Friday, November 16, 2007

M:Metrics Introduces Mobile Ad-Tracking Service


MOBILE RESEARCH FIRM M:METRICS HAS launched a new ad-tracking service that will provide information on mobile advertisers by industry, company and product or service category.

As the first third-party service of its kind for mobile media, M:AdTracker will initially only monitor display ads on the mobile Web as well as on carrier networks.
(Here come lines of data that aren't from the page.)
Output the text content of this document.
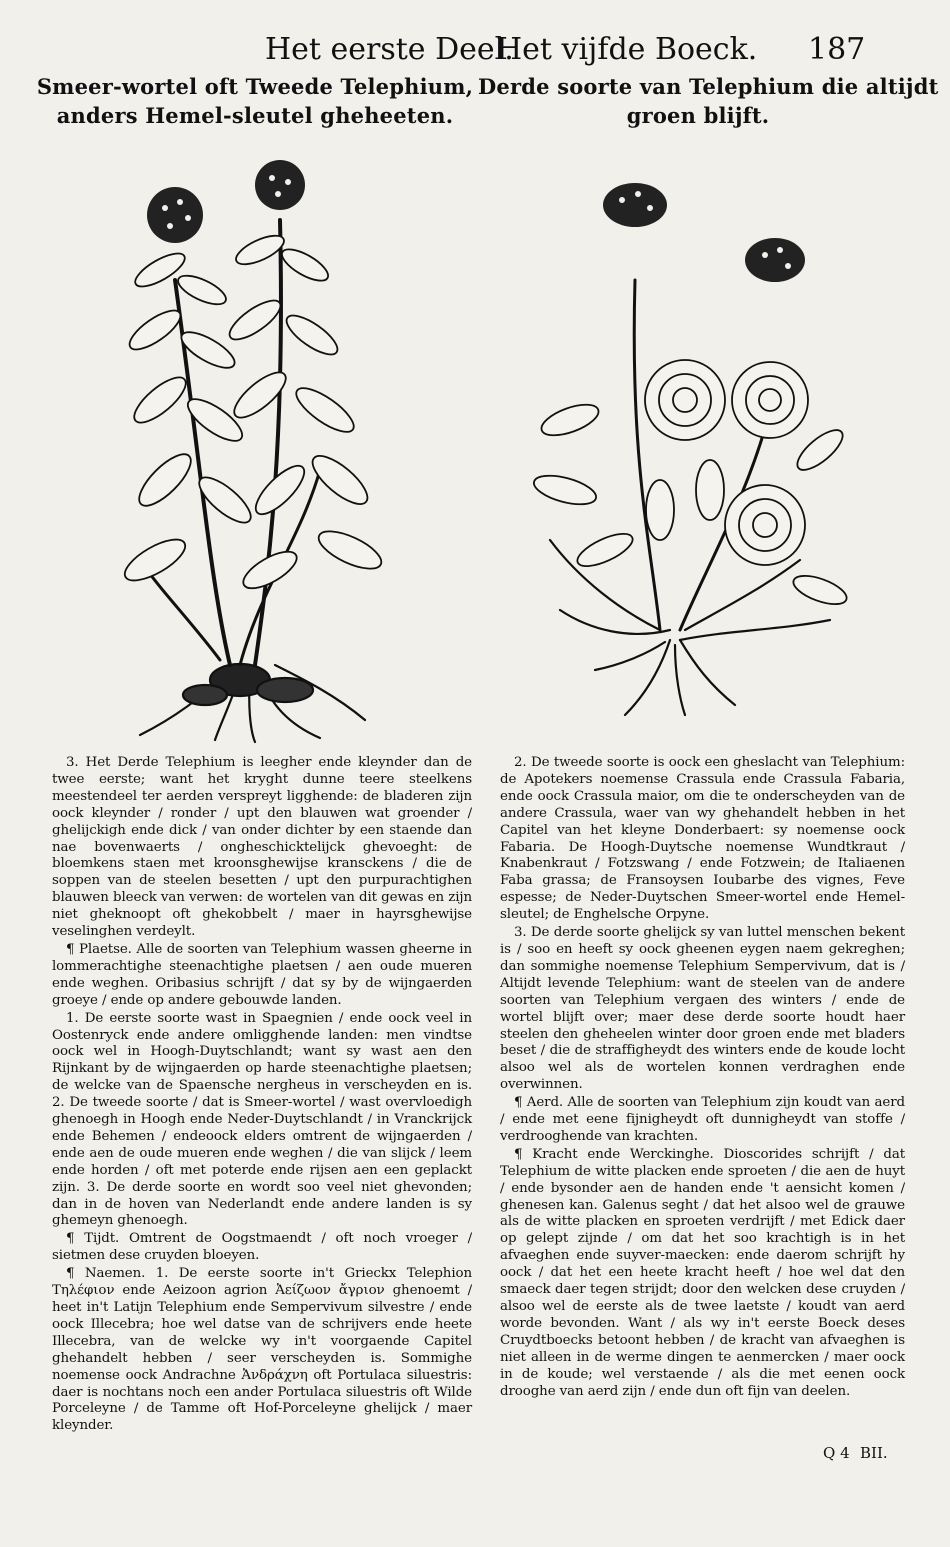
Het eerste Deel.
Het vijfde Boeck. 187
Smeer-wortel oft Tweede Telephium,
anders Hemel-sleutel gheheeten.
Derde soorte van Telephium die altijdt
groen blijft.

3. Het Derde Telephium is leegher ende kleynder dan de twee eerste; want het kryght dunne teere steelkens meestendeel ter aerden verspreyt ligghende: de bladeren zijn oock kleynder / ronder / upt den blauwen wat groender / ghelijckigh ende dick / van onder dichter by een staende dan nae bovenwaerts / ongheschicktelijck ghevoeght: de bloemkens staen met kroonsghewijse kransckens / die de soppen van de steelen besetten / upt den purpurachtighen blauwen bleeck van verwen: de wortelen van dit gewas en zijn niet gheknoopt oft ghekobbelt / maer in hayrsghewijse veselinghen verdeylt.

¶ Plaetse. Alle de soorten van Telephium wassen gheerne in lommerachtighe steenachtighe plaetsen / aen oude mueren ende weghen. Oribasius schrijft / dat sy by de wijngaerden groeye / ende op andere gebouwde landen.

1. De eerste soorte wast in Spaegnien / ende oock veel in Oostenryck ende andere omligghende landen: men vindtse oock wel in Hoogh-Duytschlandt; want sy wast aen den Rijnkant by de wijngaerden op harde steenachtighe plaetsen; de welcke van de Spaensche nergheus in verscheyden en is. 2. De tweede soorte / dat is Smeer-wortel / wast overvloedigh ghenoegh in Hoogh ende Neder-Duytschlandt / in Vranckrijck ende Behemen / endeoock elders omtrent de wijngaerden / ende aen de oude mueren ende weghen / die van slijck / leem ende horden / oft met poterde ende rijsen aen een geplackt zijn. 3. De derde soorte en wordt soo veel niet ghevonden; dan in de hoven van Nederlandt ende andere landen is sy ghemeyn ghenoegh.

¶ Tijdt. Omtrent de Oogstmaendt / oft noch vroeger / sietmen dese cruyden bloeyen.

¶ Naemen. 1. De eerste soorte in't Grieckx Telephion Τηλέφιον ende Aeizoon agrion Ἀείζωον ἄγριον ghenoemt / heet in't Latijn Telephium ende Sempervivum silvestre / ende oock Illecebra; hoe wel datse van de schrijvers ende heete Illecebra, van de welcke wy in't voorgaende Capitel ghehandelt hebben / seer verscheyden is. Sommighe noemense oock Andrachne Ἀνδράχνη oft Portulaca siluestris: daer is nochtans noch een ander Portulaca siluestris oft Wilde Porceleyne / de Tamme oft Hof-Porceleyne ghelijck / maer kleynder.

2. De tweede soorte is oock een gheslacht van Telephium: de Apotekers noemense Crassula ende Crassula Fabaria, ende oock Crassula maior, om die te onderscheyden van de andere Crassula, waer van wy ghehandelt hebben in het Capitel van het kleyne Donderbaert: sy noemense oock Fabaria. De Hoogh-Duytsche noemense Wundtkraut / Knabenkraut / Fotzswang / ende Fotzwein; de Italiaenen Faba grassa; de Fransoysen Ioubarbe des vignes, Feve espesse; de Neder-Duytschen Smeer-wortel ende Hemel-sleutel; de Enghelsche Orpyne.

3. De derde soorte ghelijck sy van luttel menschen bekent is / soo en heeft sy oock gheenen eygen naem gekreghen; dan sommighe noemense Telephium Sempervivum, dat is / Altijdt levende Telephium: want de steelen van de andere soorten van Telephium vergaen des winters / ende de wortel blijft over; maer dese derde soorte houdt haer steelen den gheheelen winter door groen ende met bladers beset / die de straffigheydt des winters ende de koude locht alsoo wel als de wortelen konnen verdraghen ende overwinnen.

¶ Aerd. Alle de soorten van Telephium zijn koudt van aerd / ende met eene fijnigheydt oft dunnigheydt van stoffe / verdrooghende van krachten.

¶ Kracht ende Werckinghe. Dioscorides schrijft / dat Telephium de witte placken ende sproeten / die aen de huyt / ende bysonder aen de handen ende 't aensicht komen / ghenesen kan. Galenus seght / dat het alsoo wel de grauwe als de witte placken en sproeten verdrijft / met Edick daer op gelept zijnde / om dat het soo krachtigh is in het afvaeghen ende suyver-maecken: ende daerom schrijft hy oock / dat het een heete kracht heeft / hoe wel dat den smaeck daer tegen strijdt; door den welcken dese cruyden / alsoo wel de eerste als de twee laetste / koudt van aerd worde bevonden. Want / als wy in't eerste Boeck deses Cruydtboecks betoont hebben / de kracht van afvaeghen is niet alleen in de werme dingen te aenmercken / maer oock in de koude; wel verstaende / als die met eenen oock drooghe van aerd zijn / ende dun oft fijn van deelen.

Q 4 BII.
By next year, the service is expected to also track mobile text and search ads, as well as metrics for ad impressions, click-through rates and ad-spending estimates.
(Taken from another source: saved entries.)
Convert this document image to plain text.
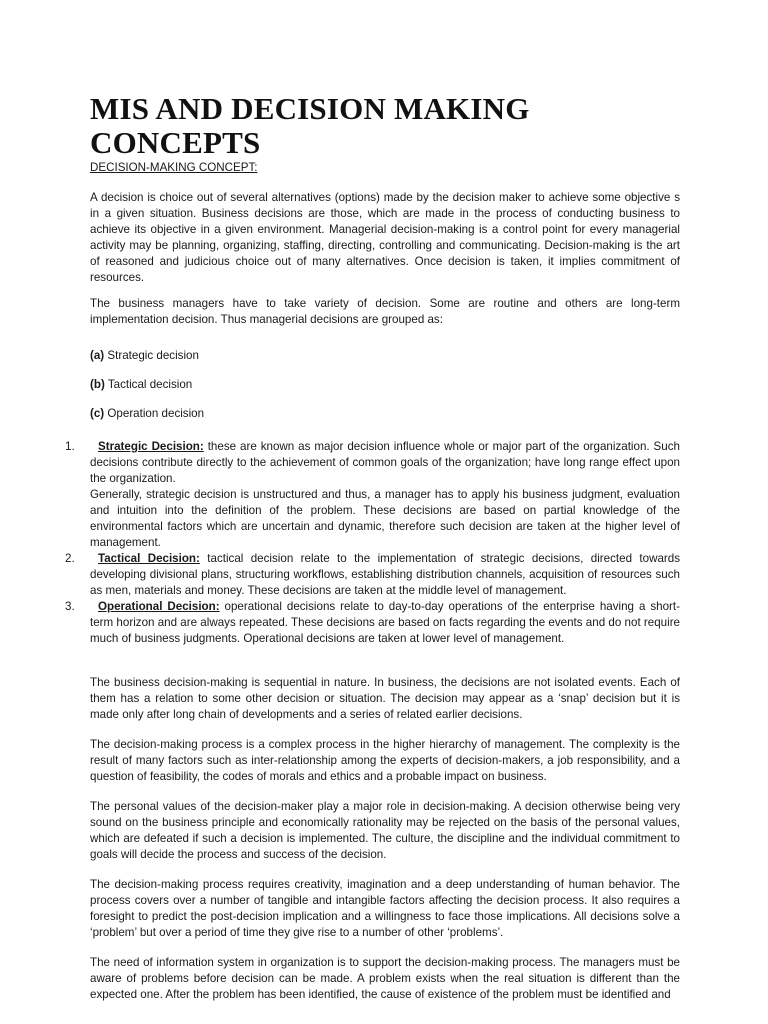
MIS AND DECISION MAKING CONCEPTS
DECISION-MAKING CONCEPT:

A decision is choice out of several alternatives (options) made by the decision maker to achieve some objective s in a given situation. Business decisions are those, which are made in the process of conducting business to achieve its objective in a given environment. Managerial decision-making is a control point for every managerial activity may be planning, organizing, staffing, directing, controlling and communicating. Decision-making is the art of reasoned and judicious choice out of many alternatives. Once decision is taken, it implies commitment of resources.

The business managers have to take variety of decision. Some are routine and others are long-term implementation decision. Thus managerial decisions are grouped as:

(a) Strategic decision
(b) Tactical decision
(c) Operation decision
1. Strategic Decision: these are known as major decision influence whole or major part of the organization. Such decisions contribute directly to the achievement of common goals of the organization; have long range effect upon the organization.
Generally, strategic decision is unstructured and thus, a manager has to apply his business judgment, evaluation and intuition into the definition of the problem. These decisions are based on partial knowledge of the environmental factors which are uncertain and dynamic, therefore such decision are taken at the higher level of management.
2. Tactical Decision: tactical decision relate to the implementation of strategic decisions, directed towards developing divisional plans, structuring workflows, establishing distribution channels, acquisition of resources such as men, materials and money. These decisions are taken at the middle level of management.
3. Operational Decision: operational decisions relate to day-to-day operations of the enterprise having a short-term horizon and are always repeated. These decisions are based on facts regarding the events and do not require much of business judgments. Operational decisions are taken at lower level of management.

The business decision-making is sequential in nature. In business, the decisions are not isolated events. Each of them has a relation to some other decision or situation. The decision may appear as a ‘snap’ decision but it is made only after long chain of developments and a series of related earlier decisions.

The decision-making process is a complex process in the higher hierarchy of management. The complexity is the result of many factors such as inter-relationship among the experts of decision-makers, a job responsibility, and a question of feasibility, the codes of morals and ethics and a probable impact on business.

The personal values of the decision-maker play a major role in decision-making. A decision otherwise being very sound on the business principle and economically rationality may be rejected on the basis of the personal values, which are defeated if such a decision is implemented. The culture, the discipline and the individual commitment to goals will decide the process and success of the decision.

The decision-making process requires creativity, imagination and a deep understanding of human behavior. The process covers over a number of tangible and intangible factors affecting the decision process. It also requires a foresight to predict the post-decision implication and a willingness to face those implications. All decisions solve a ‘problem’ but over a period of time they give rise to a number of other ‘problems’.

The need of information system in organization is to support the decision-making process. The managers must be aware of problems before decision can be made. A problem exists when the real situation is different than the expected one. After the problem has been identified, the cause of existence of the problem must be identified and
While no specific data has yet been released, early findings indicate that big-name marketers are already migrating to mobile screens. "That is pleasing to see, just in terms of the pedigree of advertisers and the volume of advertising," says M:Metrics CEO Will Hodgman. "Mobile is showing a speed of adoption that we've just come to appreciate on the Internet."

He explained that more than a dozen Fortune 100 companies are advertising on mobile, with the largest share coming from media companies promoting Web sites, TV shows, movies and books. Advertiser categories such as autos, financial services, and travel, already prevalent online, are now going mobile too.

"To me that says credibility," says Hodgman, who previously founded Internet ad measurement company AdRelevance. "This is a medium that's already being considered seriously as an ad opportunity."

To date, most marketers have only dabbled in mobile advertising. Opus Research recently estimated that combined mobile advertising for North America and Europe will amount to only $106.8 million by the end of 2007. But it predicts that figure will surpass $5 billion by 2012. One of the hurdles for mobile advertising has been the lack of third-party data on mobile advertising that exists for Internet ads.

A service such as M:AdTrack could help to address that need, say mobile analysts. "As mobile marketing grows and matures there will be increasing demand for analytics that track campaigns and their efficacy," says Greg Sterling, founding principal of Sterling Market Intelligence. "Mobile marketing will follow the desktop trajectory to some degree."

Tracking mobile advertising won't be as simple as Internet advertising, they say, because of the array of competing carrier networks, mobile devices, and technical standards. Hodgman doesn't disagree, but notes that M:Metrics has been developing methods of tracking mobile content usage and advertising since starting three years ago.

Rather than relying on publisher or advertiser data for ad-tracking, the firm uses an automated system to query roughly a dozen carrier networks to gather ad data from hundreds of mobile sites. "We're a completely objective source because we're not relying on proprietary information from any carriers or ad-serving networks," Hodgman says.

Jeff Janer, the former CMO of mobile ad platform Third Screen Media, says reliable third-party data will be crucial to the growth of mobile advertising. "This is a good first step, but it's still early days, and advertisers and agencies are going to want and need more detailed reporting in order to justify larger mobile ad spending," Janer says.